Cheguei em Uberlândia MG por volta de 18:30 conforme previsto. O Aurélio Batman que me aguardava em Três Ranhos GO já estava conhecendo meio mundo no encontro lá (o que nos proporcionou um bocado de cervejas grátis, diga-se de passagem). Mas como é que um camarada anda mais de 1.000km em apenas 13 horas?

Encontro em Três Ranchos GO

Encontro em Três Ranchos GO

Bom, como sai cedo, consegui encaixar a subida da serra até Realeza MG com o trânsito de mineiros descendo de Bhz para a praia. Daí em diante não peguei trânsito praticamente algum, o que dá para fazer a viagem render bem. E também tem a facilidade de já conhecer a estrada, uma vantagem que só tem quem usa sua moto para ir além das esquinas do bairro. Recomendo.
O último trecho entre Uberlândia MG e Três Ranchos GO, pelo contrário, era completamente desconhecido. Conferi o mapa, passaria por Araguari MG, divisa e Catalão GO. Mas uns 200km. Fichinha para quem já tinha feito 1.000km? Mais ou menos pois a partir de 18:30 já havia escurecido bem e para quem já passou por isso, sabe o quanto é ingrato viajar de moto a noite quando o céu está nublado.

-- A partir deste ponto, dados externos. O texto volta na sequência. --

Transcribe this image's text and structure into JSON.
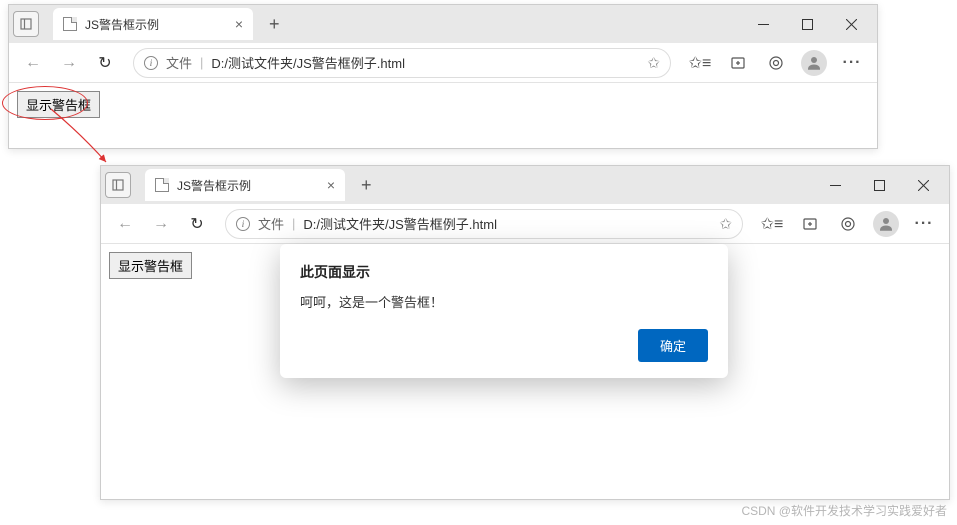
{
  "tab_title": "JS警告框示例",
  "address": {
    "file_label": "文件",
    "path": "D:/测试文件夹/JS警告框例子.html"
  },
  "page": {
    "button_label": "显示警告框"
  },
  "dialog": {
    "title": "此页面显示",
    "message": "呵呵，这是一个警告框！",
    "ok": "确定"
  },
  "watermark": "CSDN @软件开发技术学习实践爱好者"
}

É um bréu do cai alho! E em estrada desconhecida, melhor ir “na manteiga” como recomenda Mestre Grilão.
Por volta de 21:30 cheguei em Três Ranchos GO e já fui direto para o encontro. Mal parei Hellen Dawson e já tinha um caboclo cabeludo me gritando.
– Porra, padrinho! Veio mesmo. Vem cá mostrar para esses caras aqui que você veio mesmo.
Grande Aurélio Batman. Figura, nos conhecemos em 2009 num outro encontro em Goiânia GO. Preciso professor da arte dos embates. Nunca esquecerei sua técnica de posicionamento estratégico em botecos.
Já tinha conhecido meio mundo do evento. Tudo bem que meio mundo do evento não passava de meia dúzia de gatos pingados. Primeiro evento em cidade pequena é assim mesmo. Mas garantiu boas risadas e muita cerveja.

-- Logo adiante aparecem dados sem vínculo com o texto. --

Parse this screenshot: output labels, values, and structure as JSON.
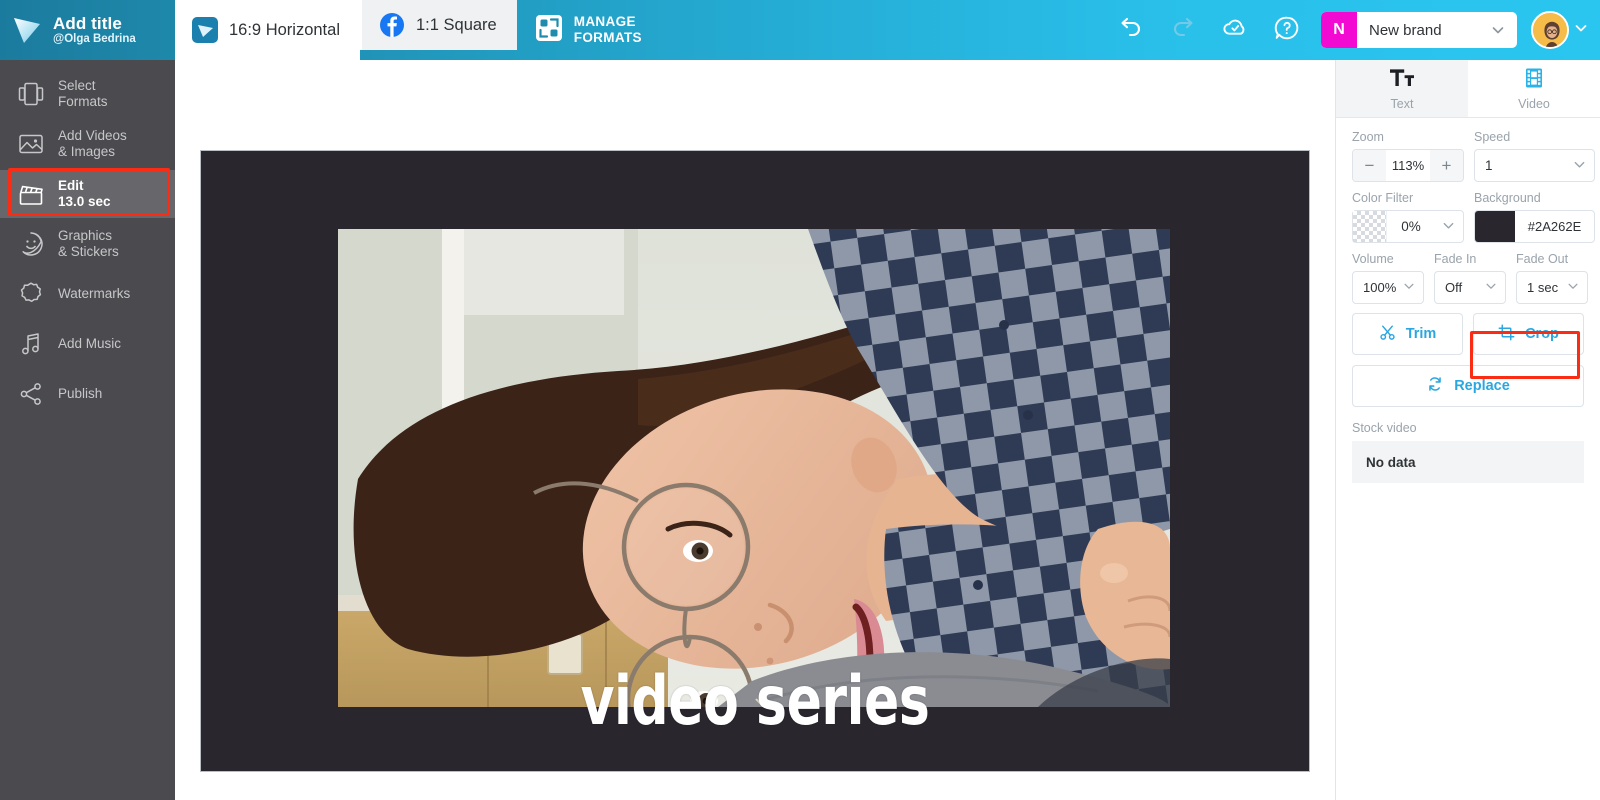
{
  "header": {
    "logo_icon": "play-logo-icon",
    "title": "Add title",
    "handle": "@Olga Bedrina",
    "format_tabs": [
      {
        "label": "16:9 Horizontal",
        "icon": "app-play-icon",
        "active": true
      },
      {
        "label": "1:1 Square",
        "icon": "facebook-icon",
        "active": false
      }
    ],
    "manage_formats_label": "MANAGE\nFORMATS",
    "manage_formats_icon": "manage-formats-icon",
    "actions": [
      {
        "name": "undo",
        "icon": "undo-icon",
        "enabled": true
      },
      {
        "name": "redo",
        "icon": "redo-icon",
        "enabled": false
      },
      {
        "name": "saved",
        "icon": "cloud-check-icon",
        "enabled": true
      },
      {
        "name": "help",
        "icon": "question-help-icon",
        "enabled": true
      }
    ],
    "brand_selector": {
      "badge": "N",
      "badge_color": "#f20ad3",
      "name": "New brand",
      "chevron": "chevron-down-icon"
    },
    "avatar": {
      "name": "user-avatar",
      "chevron": "chevron-down-icon"
    }
  },
  "sidebar": {
    "items": [
      {
        "label": "Select\nFormats",
        "icon": "formats-icon",
        "active": false
      },
      {
        "label": "Add Videos\n& Images",
        "icon": "image-icon",
        "active": false
      },
      {
        "label": "Edit\n13.0 sec",
        "icon": "clapperboard-icon",
        "active": true
      },
      {
        "label": "Graphics\n& Stickers",
        "icon": "sticker-smiley-icon",
        "active": false
      },
      {
        "label": "Watermarks",
        "icon": "watermark-badge-icon",
        "active": false
      },
      {
        "label": "Add Music",
        "icon": "music-note-icon",
        "active": false
      },
      {
        "label": "Publish",
        "icon": "share-icon",
        "active": false
      }
    ]
  },
  "canvas": {
    "background_color": "#2A262E",
    "caption_text": "video series"
  },
  "right_panel": {
    "tabs": [
      {
        "label": "Text",
        "icon": "text-format-icon",
        "selected": true
      },
      {
        "label": "Video",
        "icon": "film-strip-icon",
        "selected": false
      }
    ],
    "zoom": {
      "label": "Zoom",
      "value": "113%",
      "minus": "−",
      "plus": "+"
    },
    "speed": {
      "label": "Speed",
      "value": "1"
    },
    "color_filter": {
      "label": "Color Filter",
      "value": "0%"
    },
    "background": {
      "label": "Background",
      "value": "#2A262E",
      "color": "#2A262E"
    },
    "volume": {
      "label": "Volume",
      "value": "100%"
    },
    "fade_in": {
      "label": "Fade In",
      "value": "Off"
    },
    "fade_out": {
      "label": "Fade Out",
      "value": "1 sec"
    },
    "buttons": [
      {
        "label": "Trim",
        "icon": "scissors-icon"
      },
      {
        "label": "Crop",
        "icon": "crop-icon",
        "highlighted": true
      },
      {
        "label": "Replace",
        "icon": "refresh-replace-icon"
      }
    ],
    "stock_video": {
      "label": "Stock video",
      "empty_text": "No data"
    }
  },
  "annotations": {
    "color": "#fa2d14",
    "targets": [
      "sidebar-item-edit",
      "crop-button"
    ]
  }
}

O pessoal aqui prefere jetski

O pessoal aqui prefere jetski

E aí vem o Nelsão, incrédulo.
– Você não veio de Vitória ES hoje não. Não tem como.
– Uai, é tranquilo, basta acordar cedo, pegar a moto e seguir a direção até aqui.
Na verdade acho que ninguém acreditava que um camarada fosse capaz de rodar mais de 1.000km em um dia, na verdade somou uns 1.300km (quase um iron butt sem fazer muita firula que fazem por aí), somente para encontrar um velho amigo. Bom, se você também não acredita, venda sua moto e procure outro passatempo. Pois é disso que é feito motociclismo, rodar e encontrar amigos. Nada mais.